Kou Sasaki broke down and wept Friday as he was reunited with the fishing boat he lost four years ago in a devastating tsunami half a world away.

At a ceremony in the tiny village of Klemtu, B.C. the Japanese fisherman finally got to board the small fishing boat he hadn’t seen since it was swept away in the massive wave generated by the 2011 earthquake just off the Japanese coast.

Sasaki’s boat washed up near the village where Tim McGrady, the general manager of Spirit Bear Adventures, had been using it for his bear watching tours and searching for its owner.

That search ended when Sasaki and his wife visited the lodge and got to drive the boat one last time.

“It was a really moving experience,” McGrady told All Points West host Robyn Burns. “I pointed [the boat] out to him, and he just said, ‘My boat! My boat!'”

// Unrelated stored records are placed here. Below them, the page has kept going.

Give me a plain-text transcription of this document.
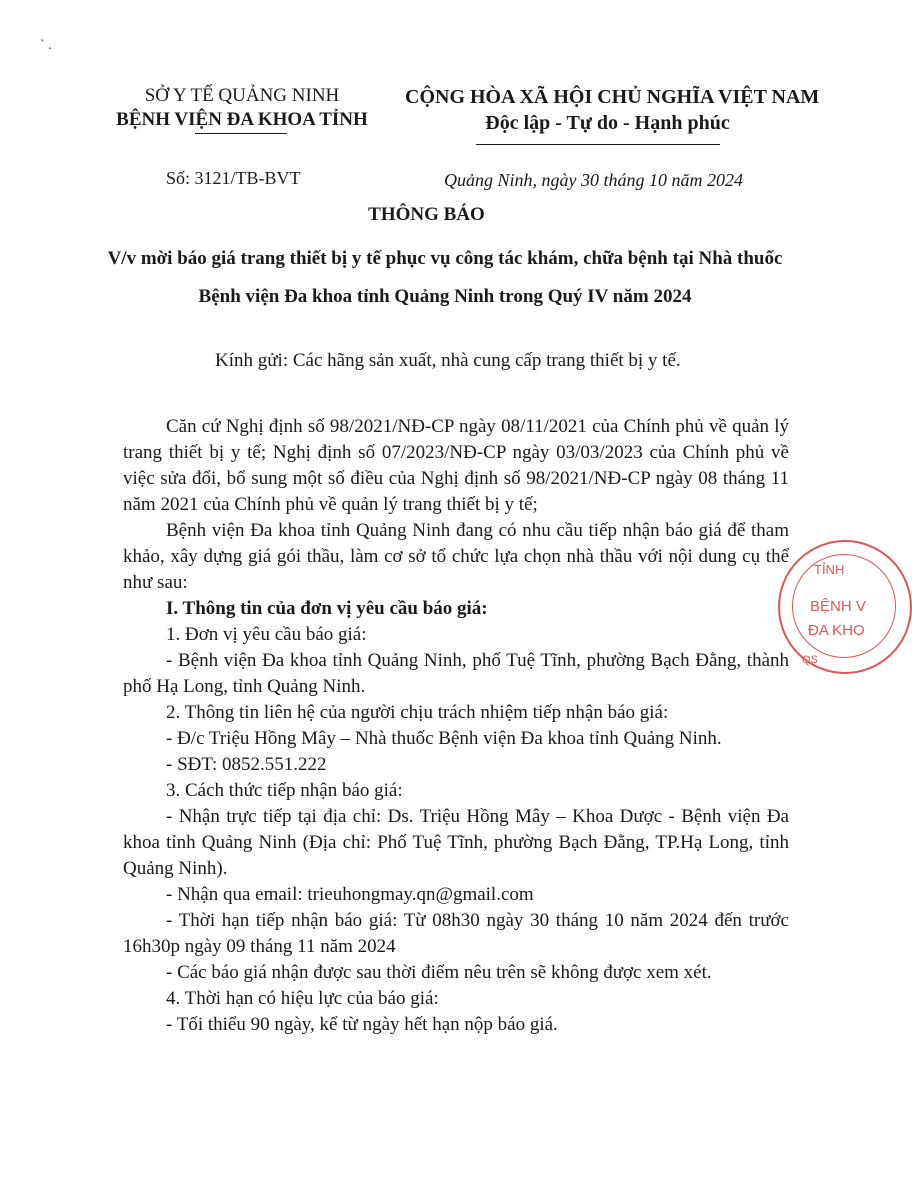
ˋ .
SỞ Y TẾ QUẢNG NINH
BỆNH VIỆN ĐA KHOA TỈNH
CỘNG HÒA XÃ HỘI CHỦ NGHĨA VIỆT NAM
Độc lập - Tự do - Hạnh phúc
Số: 3121/TB-BVT	Quảng Ninh, ngày 30 tháng 10 năm 2024
THÔNG BÁO
V/v mời báo giá trang thiết bị y tế phục vụ công tác khám, chữa bệnh tại Nhà thuốc Bệnh viện Đa khoa tỉnh Quảng Ninh trong Quý IV năm 2024
Kính gửi: Các hãng sản xuất, nhà cung cấp trang thiết bị y tế.

Căn cứ Nghị định số 98/2021/NĐ-CP ngày 08/11/2021 của Chính phủ về quản lý trang thiết bị y tế; Nghị định số 07/2023/NĐ-CP ngày 03/03/2023 của Chính phủ về việc sửa đổi, bổ sung một số điều của Nghị định số 98/2021/NĐ-CP ngày 08 tháng 11 năm 2021 của Chính phủ về quản lý trang thiết bị y tế;

Bệnh viện Đa khoa tỉnh Quảng Ninh đang có nhu cầu tiếp nhận báo giá để tham khảo, xây dựng giá gói thầu, làm cơ sở tổ chức lựa chọn nhà thầu với nội dung cụ thể như sau:

I. Thông tin của đơn vị yêu cầu báo giá:

1. Đơn vị yêu cầu báo giá:

- Bệnh viện Đa khoa tỉnh Quảng Ninh, phố Tuệ Tĩnh, phường Bạch Đằng, thành phố Hạ Long, tỉnh Quảng Ninh.

2. Thông tin liên hệ của người chịu trách nhiệm tiếp nhận báo giá:

- Đ/c Triệu Hồng Mây – Nhà thuốc Bệnh viện Đa khoa tỉnh Quảng Ninh.

- SĐT: 0852.551.222

3. Cách thức tiếp nhận báo giá:

- Nhận trực tiếp tại địa chỉ: Ds. Triệu Hồng Mây – Khoa Dược - Bệnh viện Đa khoa tỉnh Quảng Ninh (Địa chỉ: Phố Tuệ Tĩnh, phường Bạch Đằng, TP.Hạ Long, tỉnh Quảng Ninh).

- Nhận qua email: trieuhongmay.qn@gmail.com

- Thời hạn tiếp nhận báo giá: Từ 08h30 ngày 30 tháng 10 năm 2024 đến trước 16h30p ngày 09 tháng 11 năm 2024

- Các báo giá nhận được sau thời điểm nêu trên sẽ không được xem xét.

4. Thời hạn có hiệu lực của báo giá:

- Tối thiểu 90 ngày, kể từ ngày hết hạn nộp báo giá.

TỈNH
BỆNH V
ĐA KHO
QS
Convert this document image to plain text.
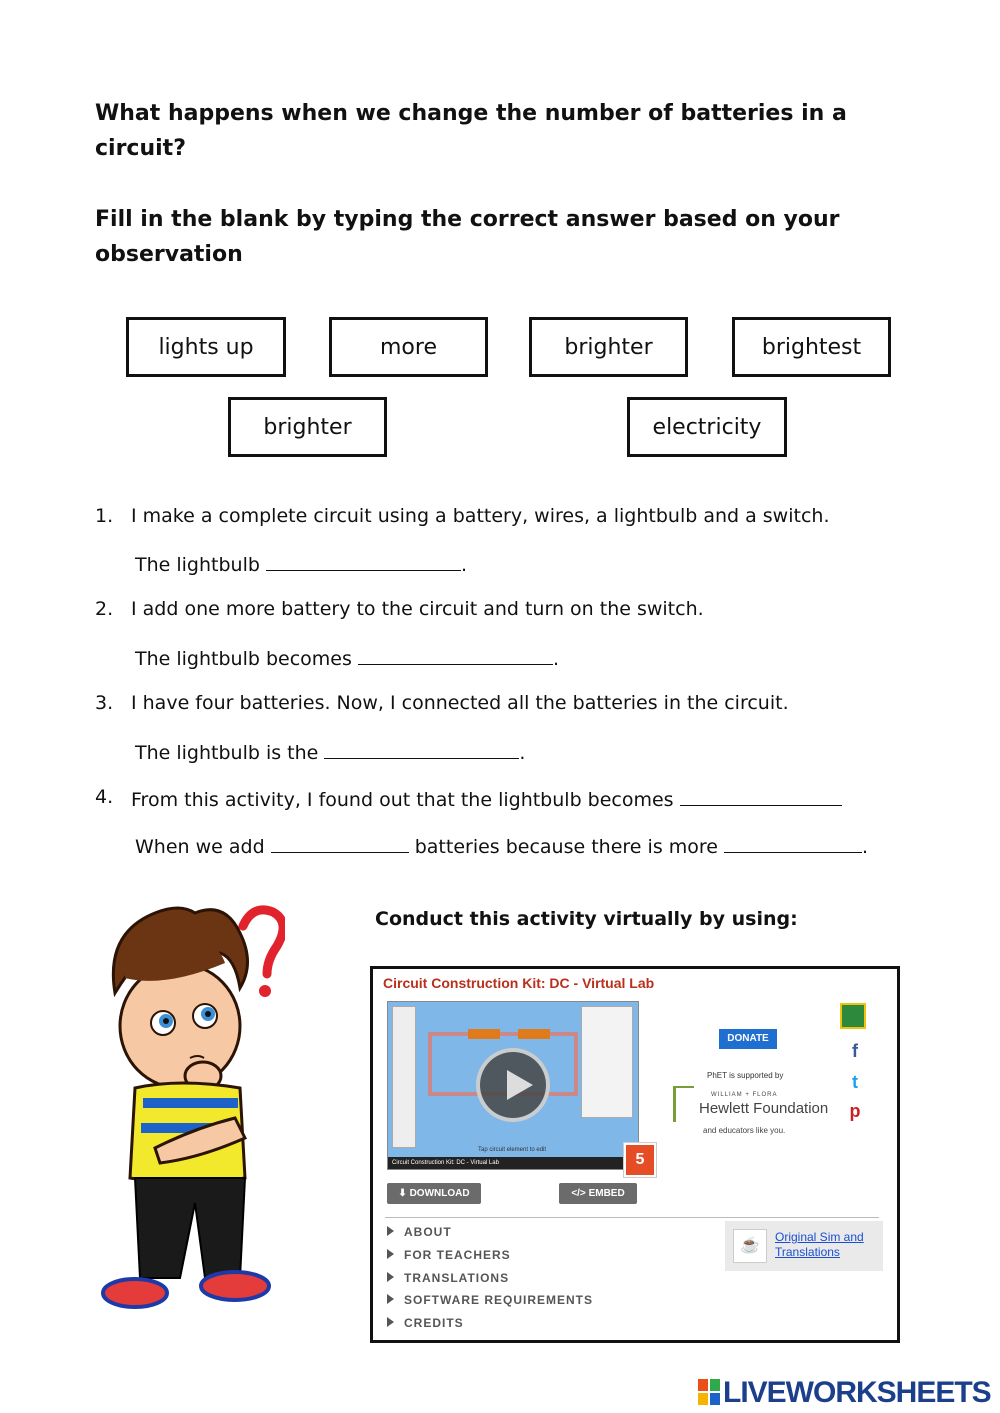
What happens when we change the number of batteries in a circuit?
Fill in the blank by typing the correct answer based on your observation
lights up	more	brighter	brightest
brighter	electricity
1. I make a complete circuit using a battery, wires, a lightbulb and a switch.
The lightbulb	.
2. I add one more battery to the circuit and turn on the switch.
The lightbulb becomes	.
3. I have four batteries. Now, I connected all the batteries in the circuit.
The lightbulb is the	.
4. From this activity, I found out that the lightbulb becomes
When we add	batteries because there is more	.
Conduct this activity virtually by using:
Circuit Construction Kit: DC - Virtual Lab
Tap circuit element to edit
Circuit Construction Kit: DC - Virtual Lab	5
f
t
p
DONATE
PhET is supported by
WILLIAM + FLORA
Hewlett Foundation
and educators like you.
⬇ DOWNLOAD	</> EMBED
ABOUT
FOR TEACHERS
TRANSLATIONS
SOFTWARE REQUIREMENTS
CREDITS
☕	Original Sim and Translations
LIVEWORKSHEETS
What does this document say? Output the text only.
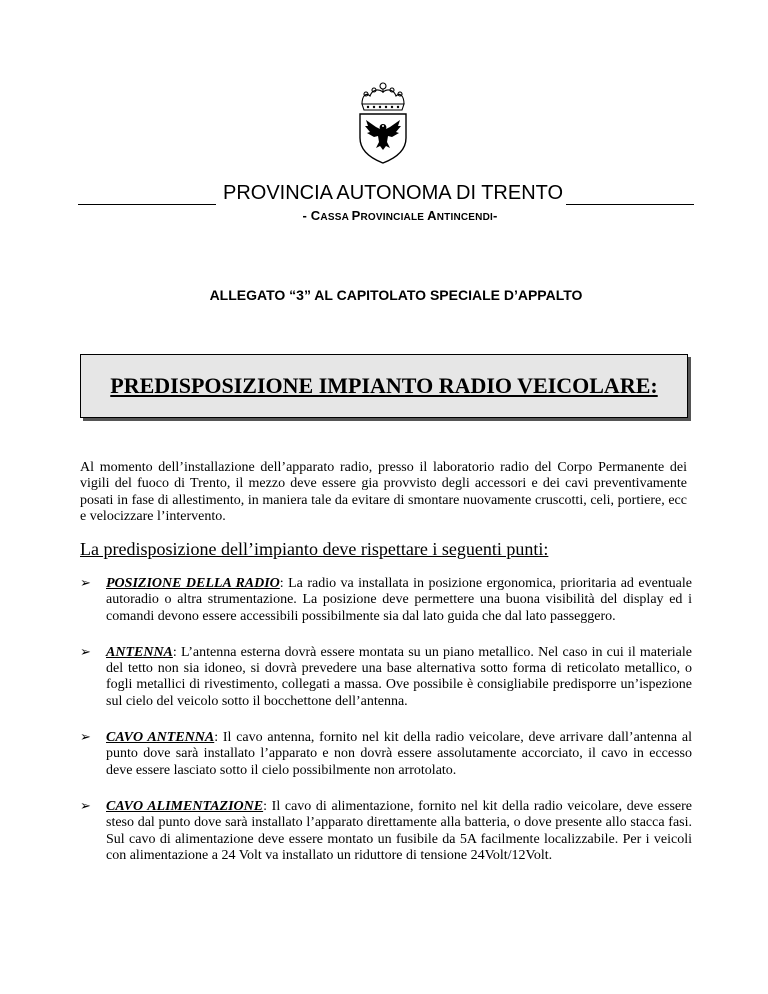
PROVINCIA AUTONOMA DI TRENTO
- CASSA PROVINCIALE ANTINCENDI-
ALLEGATO “3” AL CAPITOLATO SPECIALE D’APPALTO
PREDISPOSIZIONE IMPIANTO RADIO VEICOLARE:
Al momento dell’installazione dell’apparato radio, presso il laboratorio radio del Corpo Permanente dei vigili del fuoco di Trento, il mezzo deve essere gia provvisto degli accessori e dei cavi preventivamente posati in fase di allestimento, in maniera tale da evitare di smontare nuovamente cruscotti, celi, portiere, ecc e velocizzare l’intervento.
La predisposizione dell’impianto deve rispettare i seguenti punti:
➢ POSIZIONE DELLA RADIO: La radio va installata in posizione ergonomica, prioritaria ad eventuale autoradio o altra strumentazione. La posizione deve permettere una buona visibilità del display ed i comandi devono essere accessibili possibilmente sia dal lato guida che dal lato passeggero.
➢ ANTENNA: L’antenna esterna dovrà essere montata su un piano metallico. Nel caso in cui il materiale del tetto non sia idoneo, si dovrà prevedere una base alternativa sotto forma di reticolato metallico, o fogli metallici di rivestimento, collegati a massa. Ove possibile è consigliabile predisporre un’ispezione sul cielo del veicolo sotto il bocchettone dell’antenna.
➢ CAVO ANTENNA: Il cavo antenna, fornito nel kit della radio veicolare, deve arrivare dall’antenna al punto dove sarà installato l’apparato e non dovrà essere assolutamente accorciato, il cavo in eccesso deve essere lasciato sotto il cielo possibilmente non arrotolato.
➢ CAVO ALIMENTAZIONE: Il cavo di alimentazione, fornito nel kit della radio veicolare, deve essere steso dal punto dove sarà installato l’apparato direttamente alla batteria, o dove presente allo stacca fasi. Sul cavo di alimentazione deve essere montato un fusibile da 5A facilmente localizzabile. Per i veicoli con alimentazione a 24 Volt va installato un riduttore di tensione 24Volt/12Volt.
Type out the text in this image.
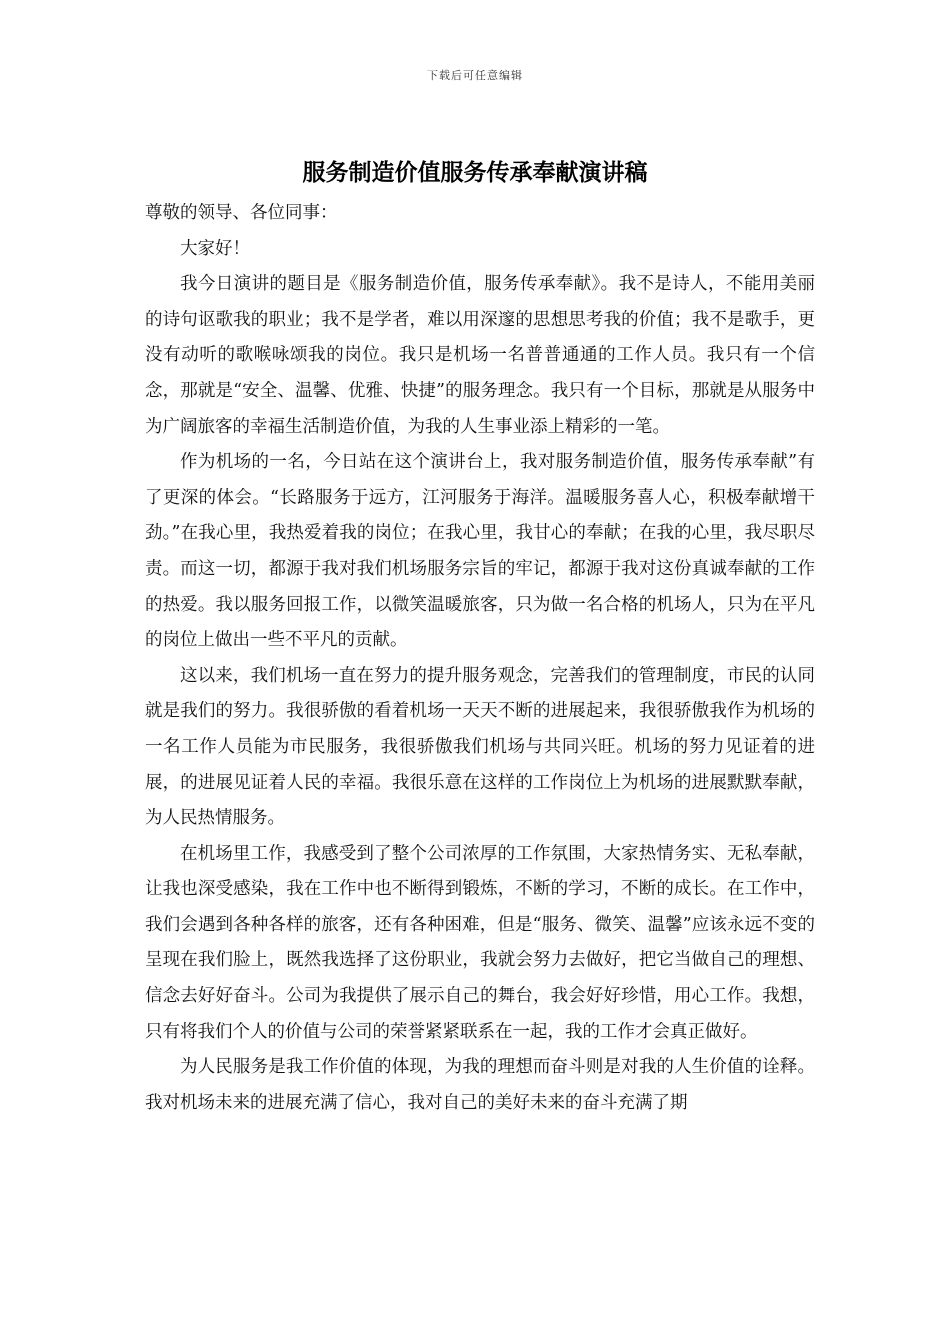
下载后可任意编辑
服务制造价值服务传承奉献演讲稿

尊敬的领导、各位同事：

大家好！

我今日演讲的题目是《服务制造价值，服务传承奉献》。我不是诗人，不能用美丽的诗句讴歌我的职业；我不是学者，难以用深邃的思想思考我的价值；我不是歌手，更没有动听的歌喉咏颂我的岗位。我只是机场一名普普通通的工作人员。我只有一个信念，那就是“安全、温馨、优雅、快捷”的服务理念。我只有一个目标，那就是从服务中为广阔旅客的幸福生活制造价值，为我的人生事业添上精彩的一笔。

作为机场的一名，今日站在这个演讲台上，我对服务制造价值，服务传承奉献”有了更深的体会。“长路服务于远方，江河服务于海洋。温暖服务喜人心，积极奉献增干劲。”在我心里，我热爱着我的岗位；在我心里，我甘心的奉献；在我的心里，我尽职尽责。而这一切，都源于我对我们机场服务宗旨的牢记，都源于我对这份真诚奉献的工作的热爱。我以服务回报工作，以微笑温暖旅客，只为做一名合格的机场人，只为在平凡的岗位上做出一些不平凡的贡献。

这以来，我们机场一直在努力的提升服务观念，完善我们的管理制度，市民的认同就是我们的努力。我很骄傲的看着机场一天天不断的进展起来，我很骄傲我作为机场的一名工作人员能为市民服务，我很骄傲我们机场与共同兴旺。机场的努力见证着的进展，的进展见证着人民的幸福。我很乐意在这样的工作岗位上为机场的进展默默奉献，为人民热情服务。

在机场里工作，我感受到了整个公司浓厚的工作氛围，大家热情务实、无私奉献，让我也深受感染，我在工作中也不断得到锻炼，不断的学习，不断的成长。在工作中，我们会遇到各种各样的旅客，还有各种困难，但是“服务、微笑、温馨”应该永远不变的呈现在我们脸上，既然我选择了这份职业，我就会努力去做好，把它当做自己的理想、信念去好好奋斗。公司为我提供了展示自己的舞台，我会好好珍惜，用心工作。我想，只有将我们个人的价值与公司的荣誉紧紧联系在一起，我的工作才会真正做好。

为人民服务是我工作价值的体现，为我的理想而奋斗则是对我的人生价值的诠释。我对机场未来的进展充满了信心，我对自己的美好未来的奋斗充满了期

“He got really emotional. You could just see him like he was back in Japan, fishing on his boat. He went back to the bow and put his head in his hands and just wept.”

McGrady and other staff at the lodge took Sasaki on a bear watching tour where they were able to catch a glimpse of a rare spirit bear, and then they took in traditional singing and dancing from local hereditary First Nations chiefs.

Sasaki and his wife sang their own song, one written after the 2011 earthquake and tsunami, to give thanks to the global community that helped Japan. Then Sasaki gave what McGrady called an “amazing” speech about how his father gave him the boat.

“He said that like the salmon, who come back on a four year cycle, he was going to come back with his father before his father died and go for a ride with his dad.”

McGrady says the image of Sasaki, joyfully waving the traditional fishing flag from his village in Japan, will stay with him long after the visit.